The subject of sleep disruption due to the pandemic already has its own terminology – coronasomnia. Which is enough of a clue that there is indeed an issue with global sleep patterns (or lack thereof) due to Covid 19.
And of course, it is completely understandable given what the world has been going through. People dying, families separated due to travel restrictions, huge upheaval to routines and ‘normal’ life, millions of job losses, the list really goes on. So is it any surprise that people are finding it extremely difficult to sleep with the amount of stress and anxiety faced on a daily basis?
How has people’s sleep been affected by such a tough year?
According to this news article from UC Davis Health, medical professionals were already seeing alarming levels of difficulty sleeping prior to Covid 19 and now, there is what they would describe as a second pandemic – of insomnia. This is due to people worrying about jobs, their children being at home and even getting sick with the virus themselves. These anxieties cause fear and depression, and the inability to switch off their thoughts when it is time for bed.
There is also a huge amount of uncertainty for many, as the pandemic still has a firm grip on many countries which are experiencing second and third waves of the disease. And to explain the enormous increase in people experiencing insomnia physician Abhinav Singh, director of the Indiana Sleep Center, came up with the acronym ‘FED UP’. The letters stand for ‘financial stress, emotional stress, distance from others, unpredictability, and personal and professional concerns’.
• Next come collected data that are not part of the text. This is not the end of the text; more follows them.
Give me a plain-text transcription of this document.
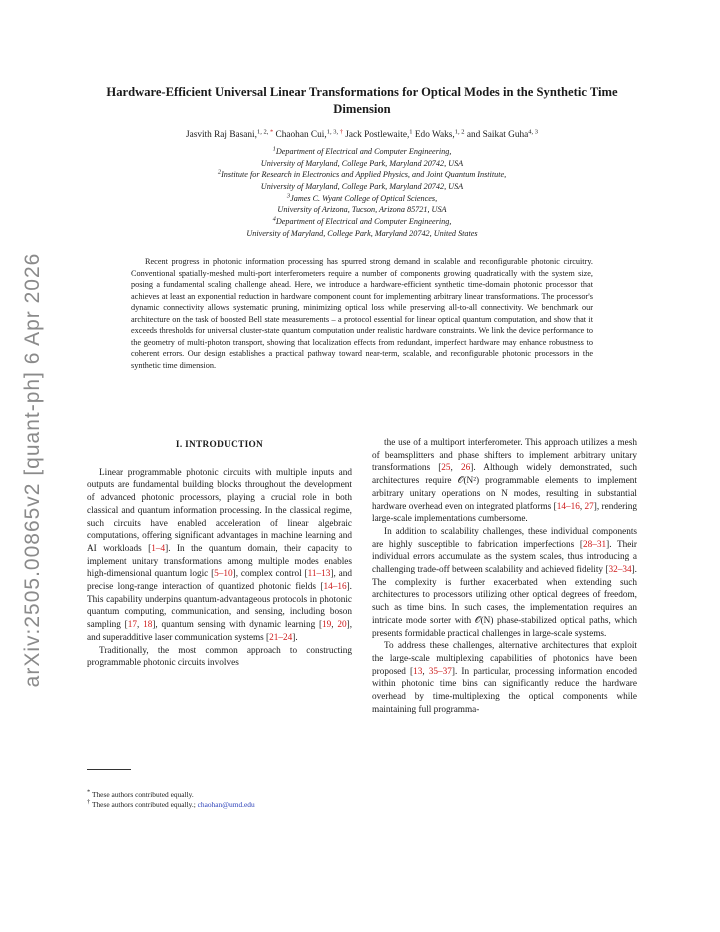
arXiv:2505.00865v2 [quant-ph] 6 Apr 2026
Hardware-Efficient Universal Linear Transformations for Optical Modes in the Synthetic Time Dimension
Jasvith Raj Basani,$^{1, 2, *}$ Chaohan Cui,$^{1, 3, \dagger}$ Jack Postlewaite,$^1$ Edo Waks,$^{1, 2}$ and Saikat Guha$^{4, 3}$
$^1$Department of Electrical and Computer Engineering,
University of Maryland, College Park, Maryland 20742, USA
$^2$Institute for Research in Electronics and Applied Physics, and Joint Quantum Institute,
University of Maryland, College Park, Maryland 20742, USA
$^3$James C. Wyant College of Optical Sciences,
University of Arizona, Tucson, Arizona 85721, USA
$^4$Department of Electrical and Computer Engineering,
University of Maryland, College Park, Maryland 20742, United States
Recent progress in photonic information processing has spurred strong demand in scalable and reconfigurable photonic circuitry. Conventional spatially-meshed multi-port interferometers require a number of components growing quadratically with the system size, posing a fundamental scaling challenge ahead. Here, we introduce a hardware-efficient synthetic time-domain photonic processor that achieves at least an exponential reduction in hardware component count for implementing arbitrary linear transformations. The processor's dynamic connectivity allows systematic pruning, minimizing optical loss while preserving all-to-all connectivity. We benchmark our architecture on the task of boosted Bell state measurements – a protocol essential for linear optical quantum computation, and show that it exceeds thresholds for universal cluster-state quantum computation under realistic hardware constraints. We link the device performance to the geometry of multi-photon transport, showing that localization effects from redundant, imperfect hardware may enhance robustness to coherent errors. Our design establishes a practical pathway toward near-term, scalable, and reconfigurable photonic processors in the synthetic time dimension.
I. INTRODUCTION

Linear programmable photonic circuits with multiple inputs and outputs are fundamental building blocks throughout the development of advanced photonic processors, playing a crucial role in both classical and quantum information processing. In the classical regime, such circuits have enabled acceleration of linear algebraic computations, offering significant advantages in machine learning and AI workloads [1–4]. In the quantum domain, their capacity to implement unitary transformations among multiple modes enables high-dimensional quantum logic [5–10], complex control [11–13], and precise long-range interaction of quantized photonic fields [14–16]. This capability underpins quantum-advantageous protocols in photonic quantum computing, communication, and sensing, including boson sampling [17, 18], quantum sensing with dynamic learning [19, 20], and superadditive laser communication systems [21–24].

Traditionally, the most common approach to constructing programmable photonic circuits involves

the use of a multiport interferometer. This approach utilizes a mesh of beamsplitters and phase shifters to implement arbitrary unitary transformations [25, 26]. Although widely demonstrated, such architectures require 𝒪(N²) programmable elements to implement arbitrary unitary operations on N modes, resulting in substantial hardware overhead even on integrated platforms [14–16, 27], rendering large-scale implementations cumbersome.

In addition to scalability challenges, these individual components are highly susceptible to fabrication imperfections [28–31]. Their individual errors accumulate as the system scales, thus introducing a challenging trade-off between scalability and achieved fidelity [32–34]. The complexity is further exacerbated when extending such architectures to processors utilizing other optical degrees of freedom, such as time bins. In such cases, the implementation requires an intricate mode sorter with 𝒪(N) phase-stabilized optical paths, which presents formidable practical challenges in large-scale systems.

To address these challenges, alternative architectures that exploit the large-scale multiplexing capabilities of photonics have been proposed [13, 35–37]. In particular, processing information encoded within photonic time bins can significantly reduce the hardware overhead by time-multiplexing the optical components while maintaining full programma-

* These authors contributed equally.
† These authors contributed equally.; chaohan@umd.edu
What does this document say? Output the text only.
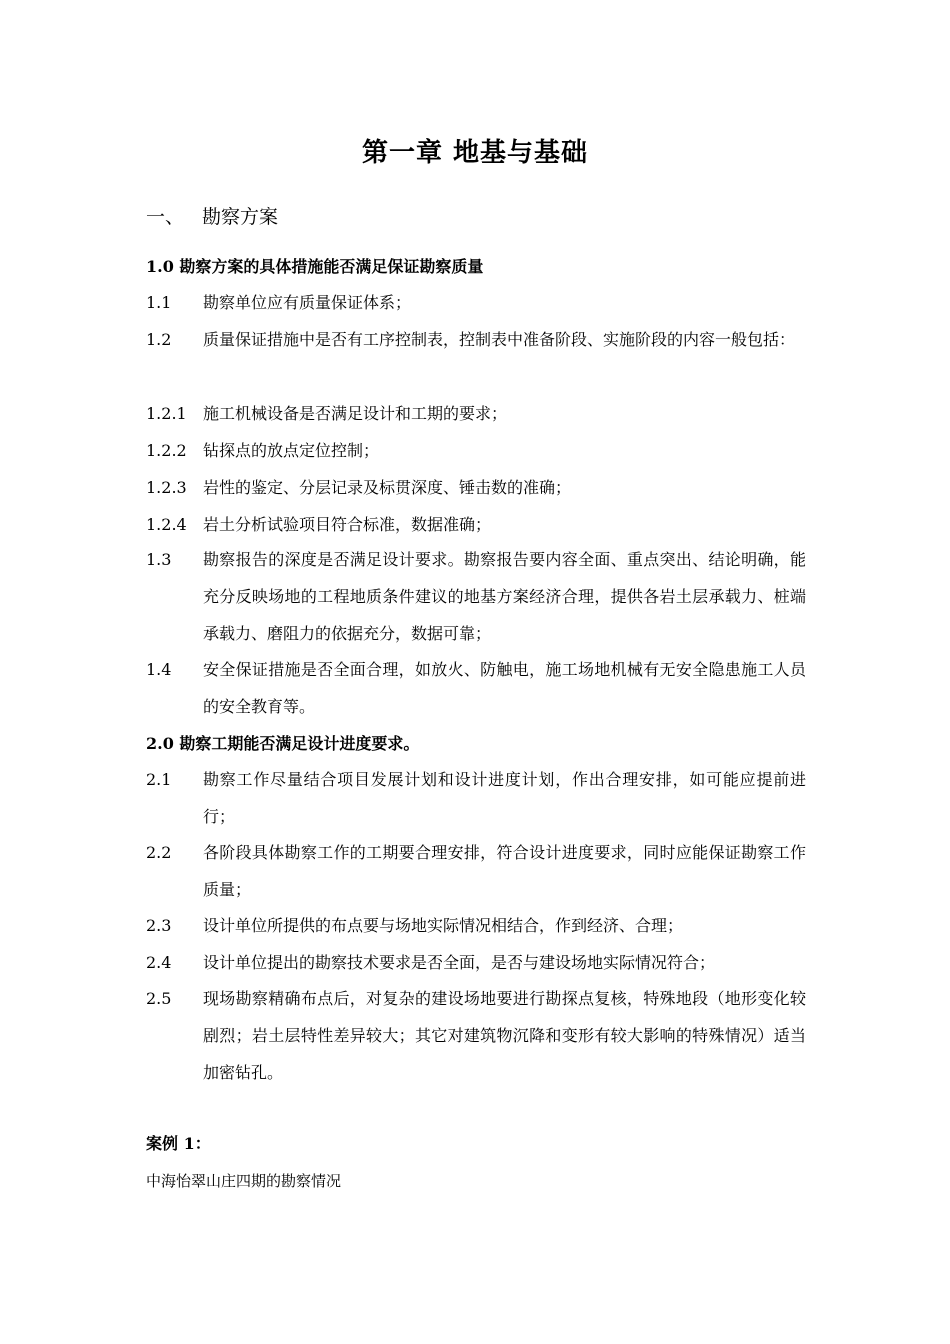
第一章 地基与基础
一、 勘察方案
1.0 勘察方案的具体措施能否满足保证勘察质量
1.1 勘察单位应有质量保证体系；
1.2 质量保证措施中是否有工序控制表，控制表中准备阶段、实施阶段的内容一般包括：
1.2.1 施工机械设备是否满足设计和工期的要求；
1.2.2 钻探点的放点定位控制；
1.2.3 岩性的鉴定、分层记录及标贯深度、锤击数的准确；
1.2.4 岩土分析试验项目符合标准，数据准确；
1.3 勘察报告的深度是否满足设计要求。勘察报告要内容全面、重点突出、结论明确，能充分反映场地的工程地质条件建议的地基方案经济合理，提供各岩土层承载力、桩端承载力、磨阻力的依据充分，数据可靠；
1.4 安全保证措施是否全面合理，如放火、防触电，施工场地机械有无安全隐患施工人员的安全教育等。
2.0 勘察工期能否满足设计进度要求。
2.1 勘察工作尽量结合项目发展计划和设计进度计划，作出合理安排，如可能应提前进行；
2.2 各阶段具体勘察工作的工期要合理安排，符合设计进度要求，同时应能保证勘察工作质量；
2.3 设计单位所提供的布点要与场地实际情况相结合，作到经济、合理；
2.4 设计单位提出的勘察技术要求是否全面，是否与建设场地实际情况符合；
2.5 现场勘察精确布点后，对复杂的建设场地要进行勘探点复核，特殊地段（地形变化较剧烈；岩土层特性差异较大；其它对建筑物沉降和变形有较大影响的特殊情况）适当加密钻孔。
案例 1：
中海怡翠山庄四期的勘察情况
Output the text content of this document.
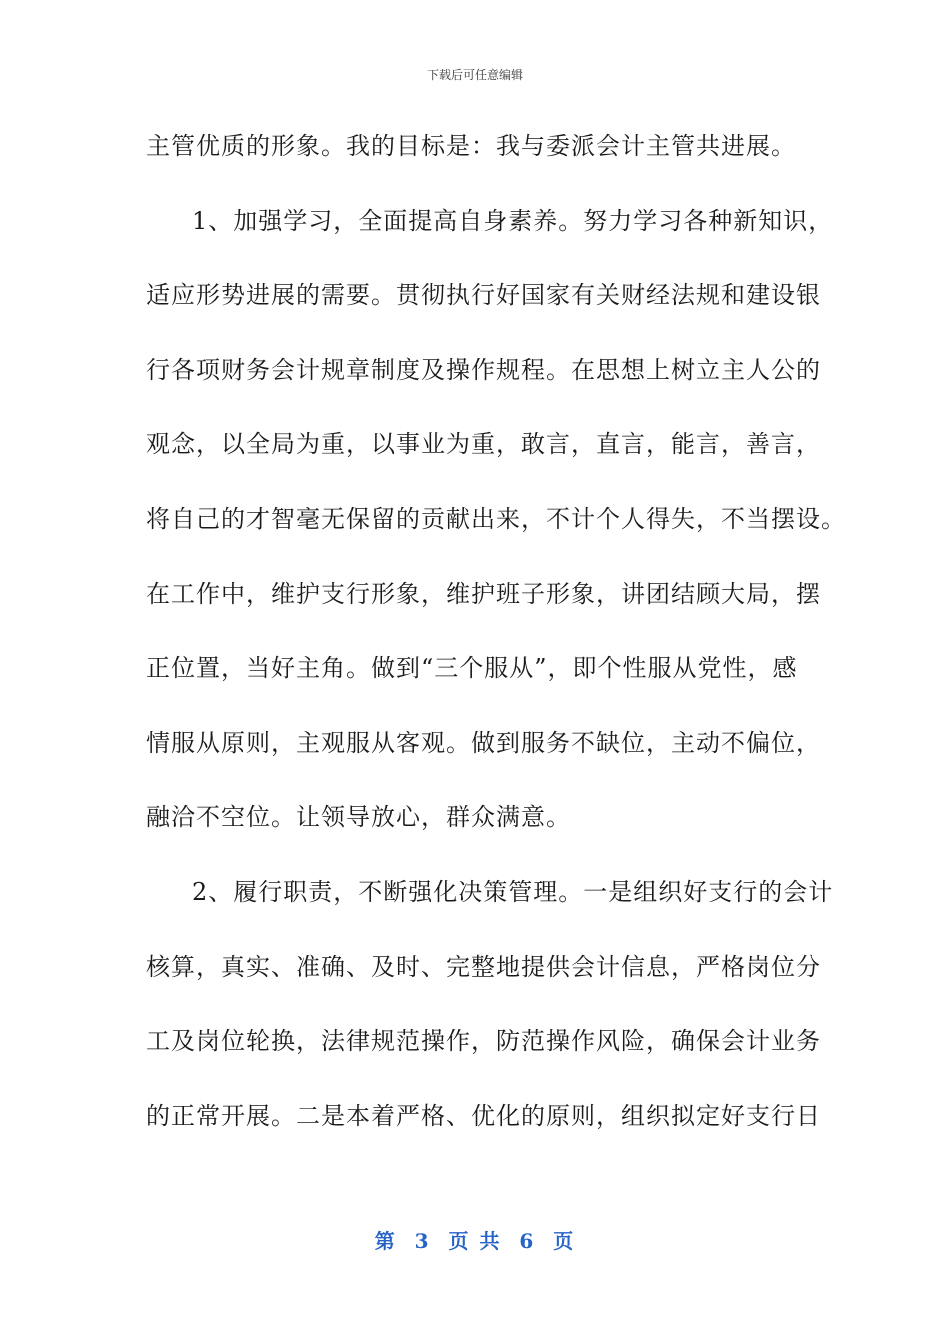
下载后可任意编辑
主管优质的形象。我的目标是：我与委派会计主管共进展。
1、加强学习，全面提高自身素养。努力学习各种新知识，
适应形势进展的需要。贯彻执行好国家有关财经法规和建设银
行各项财务会计规章制度及操作规程。在思想上树立主人公的
观念，以全局为重，以事业为重，敢言，直言，能言，善言，
将自己的才智毫无保留的贡献出来，不计个人得失，不当摆设。
在工作中，维护支行形象，维护班子形象，讲团结顾大局，摆
正位置，当好主角。做到“三个服从”，即个性服从党性，感
情服从原则，主观服从客观。做到服务不缺位，主动不偏位，
融洽不空位。让领导放心，群众满意。
2、履行职责，不断强化决策管理。一是组织好支行的会计
核算，真实、准确、及时、完整地提供会计信息，严格岗位分
工及岗位轮换，法律规范操作，防范操作风险，确保会计业务
的正常开展。二是本着严格、优化的原则，组织拟定好支行日
第  3  页 共  6  页
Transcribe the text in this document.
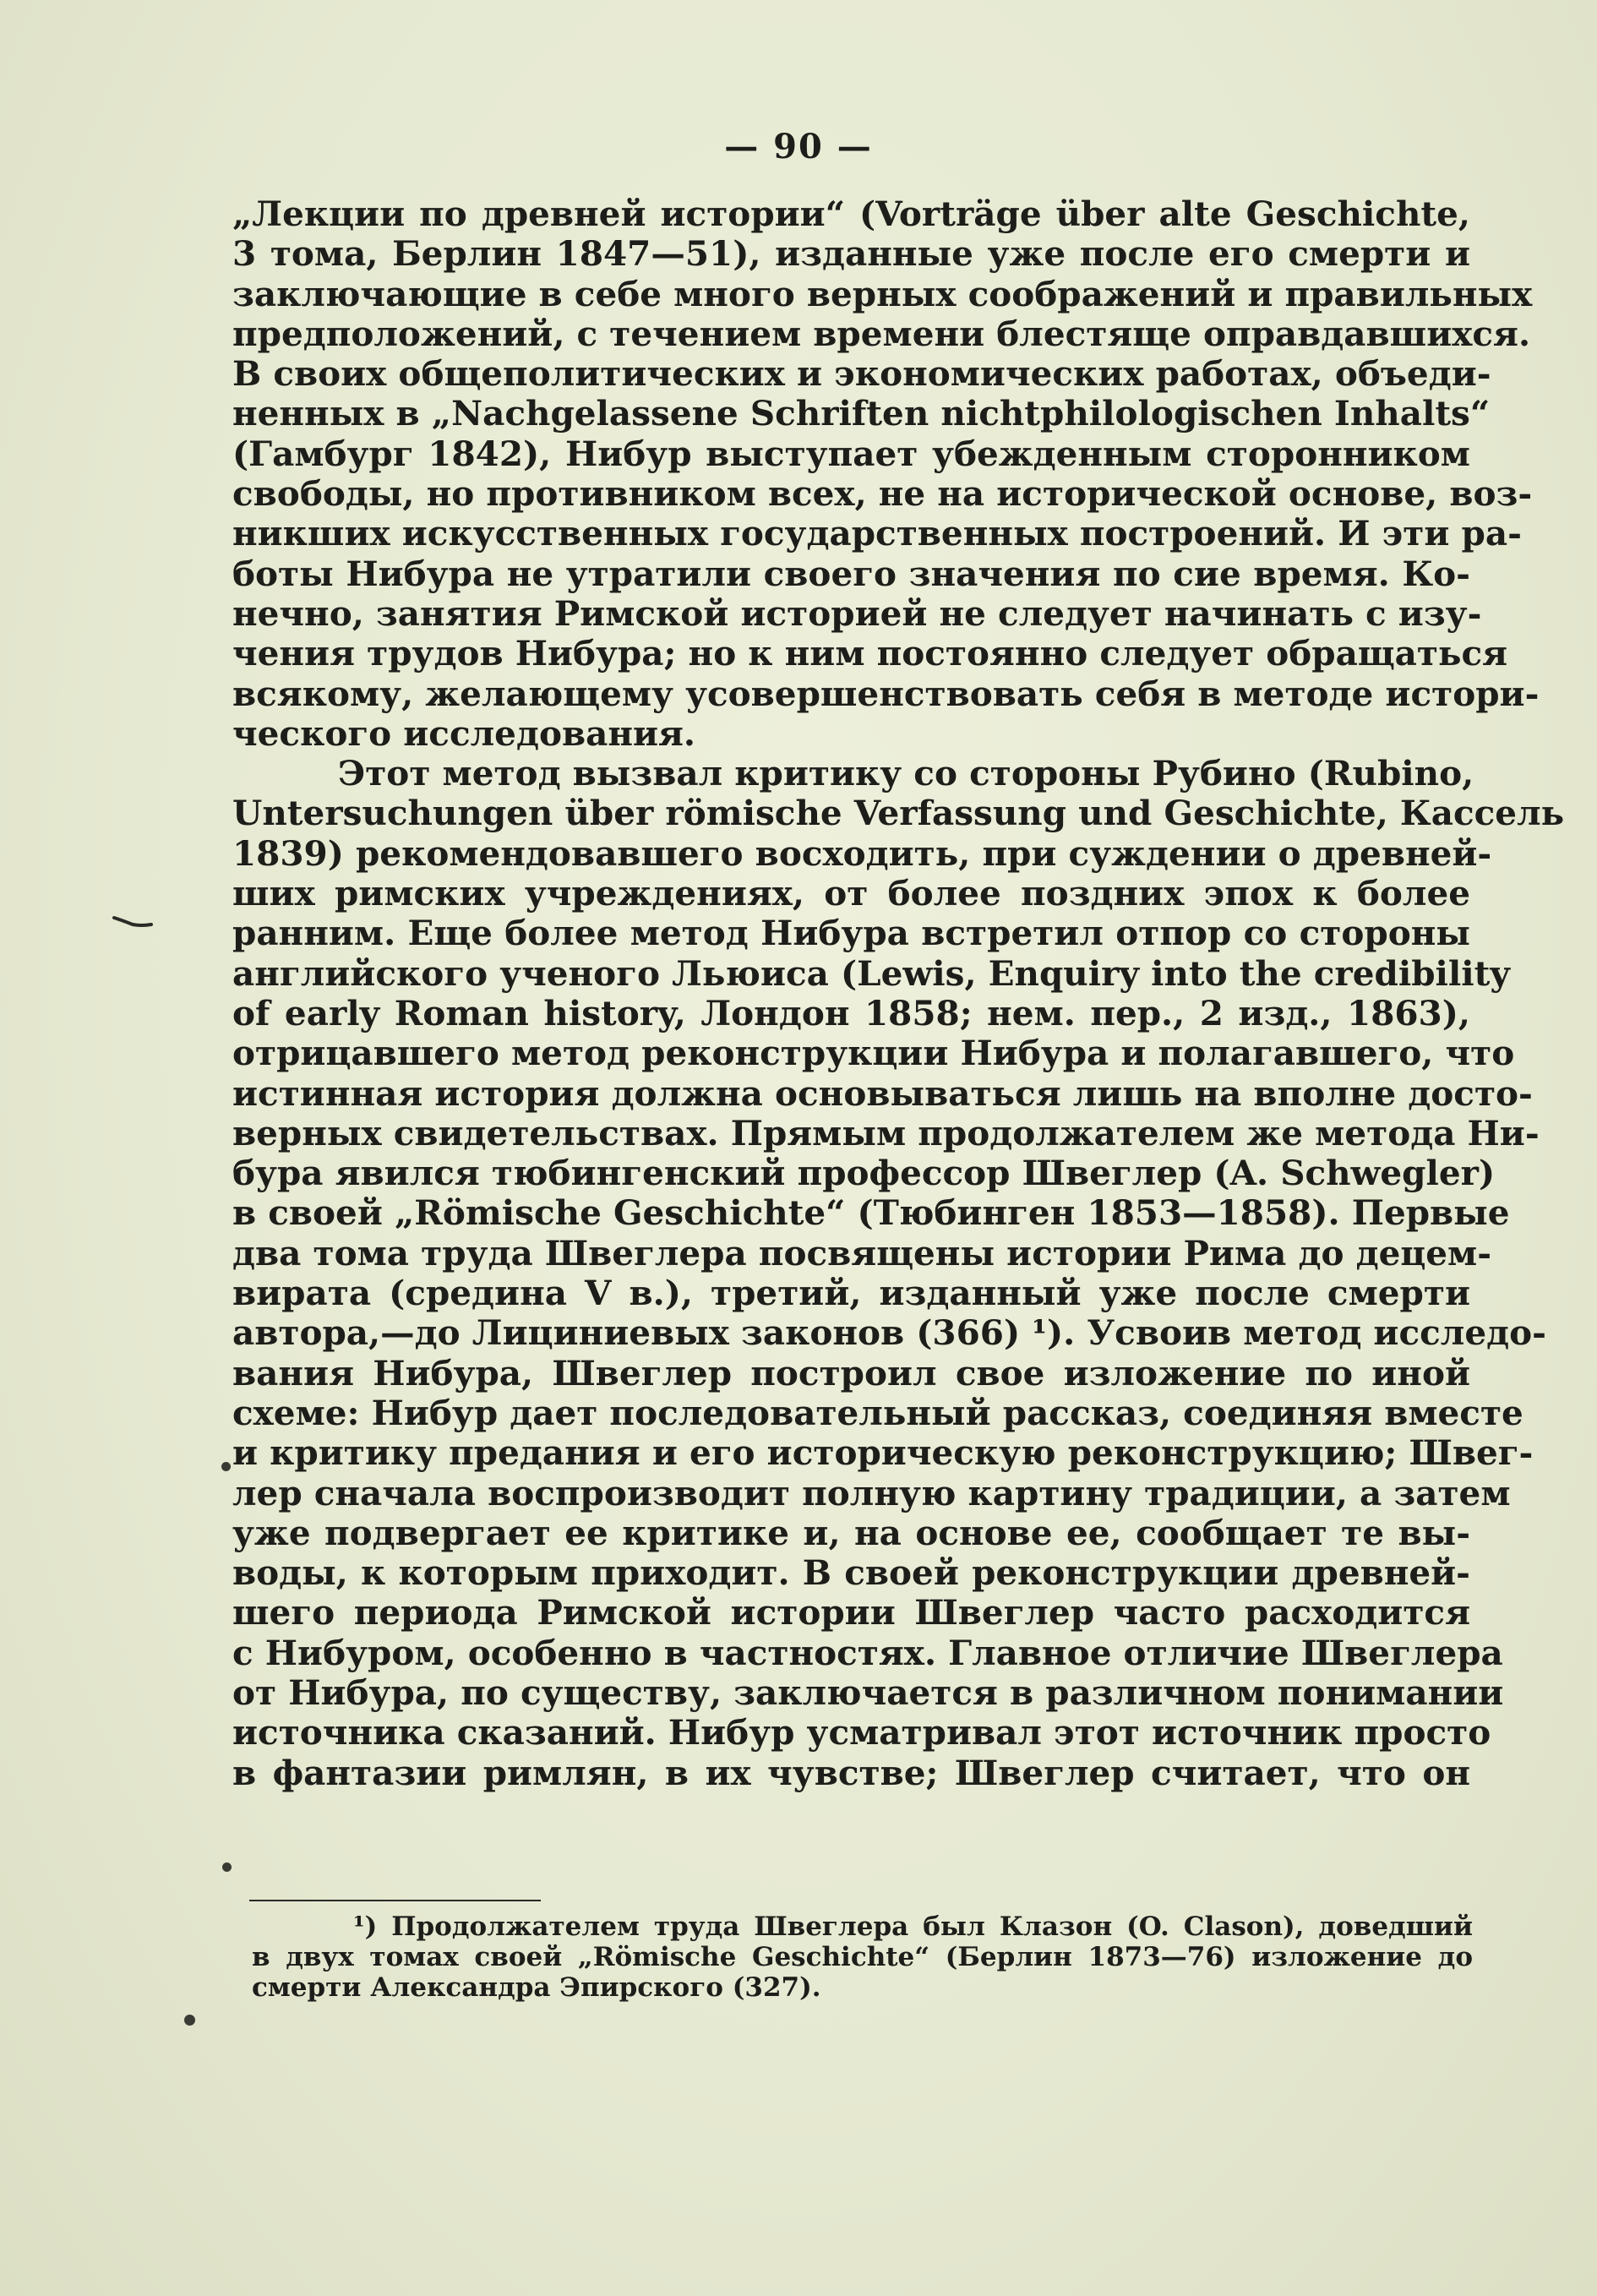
— 90 —
„Лекции по древней истории“ (Vorträge über alte Geschichte,
3 тома, Берлин 1847—51), изданные уже после его смерти и
заключающие в себе много верных соображений и правильных
предположений, с течением времени блестяще оправдавшихся.
В своих общеполитических и экономических работах, объеди-
ненных в „Nachgelassene Schriften nichtphilologischen Inhalts“
(Гамбург 1842), Нибур выступает убежденным сторонником
свободы, но противником всех, не на исторической основе, воз-
никших искусственных государственных построений. И эти ра-
боты Нибура не утратили своего значения по сие время. Ко-
нечно, занятия Римской историей не следует начинать с изу-
чения трудов Нибура; но к ним постоянно следует обращаться
всякому, желающему усовершенствовать себя в методе истори-
ческого исследования.
Этот метод вызвал критику со стороны Рубино (Rubino,
Untersuchungen über römische Verfassung und Geschichte, Кассель
1839) рекомендовавшего восходить, при суждении о древней-
ших римских учреждениях, от более поздних эпох к более
ранним. Еще более метод Нибура встретил отпор со стороны
английского ученого Льюиса (Lewis, Enquiry into the credibility
of early Roman history, Лондон 1858; нем. пер., 2 изд., 1863),
отрицавшего метод реконструкции Нибура и полагавшего, что
истинная история должна основываться лишь на вполне досто-
верных свидетельствах. Прямым продолжателем же метода Ни-
бура явился тюбингенский профессор Швеглер (A. Schwegler)
в своей „Römische Geschichte“ (Тюбинген 1853—1858). Первые
два тома труда Швеглера посвящены истории Рима до децем-
вирата (средина V в.), третий, изданный уже после смерти
автора,—до Лициниевых законов (366) ¹). Усвоив метод исследо-
вания Нибура, Швеглер построил свое изложение по иной
схеме: Нибур дает последовательный рассказ, соединяя вместе
и критику предания и его историческую реконструкцию; Швег-
лер сначала воспроизводит полную картину традиции, а затем
уже подвергает ее критике и, на основе ее, сообщает те вы-
воды, к которым приходит. В своей реконструкции древней-
шего периода Римской истории Швеглер часто расходится
с Нибуром, особенно в частностях. Главное отличие Швеглера
от Нибура, по существу, заключается в различном понимании
источника сказаний. Нибур усматривал этот источник просто
в фантазии римлян, в их чувстве; Швеглер считает, что он
¹) Продолжателем труда Швеглера был Клазон (O. Clason), доведший
в двух томах своей „Römische Geschichte“ (Берлин 1873—76) изложение до
смерти Александра Эпирского (327).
To dig deeper into the worries and concerns of people, and in turn what was keeping them awake at night, Sleep Cycle (an app available on android and apple devices) conducted a study of nearly 70,000 people over five nights in June 2020. It discovered that teens and young adults were feeling the greatest impact on their sleep and happiness, citing loneliness and the consumption of too much technology as their biggest issue. Transitioning to remote learning and social isolation also coincides with less time spent outside and less exercise, which certainly has a detrimental effect on the ability to fall asleep.
When will life (and sleep) return to ‘normal’?
Perhaps with the news that an effective vaccine will be available in the very near future, those suffering from coronasomnia will be able to finally get that sleep they desperately need. But there is little doubt that life can resume any sense of ‘normality’ any time soon. It may be that the world prior to 2020 will never be again and ultimately, only time will tell.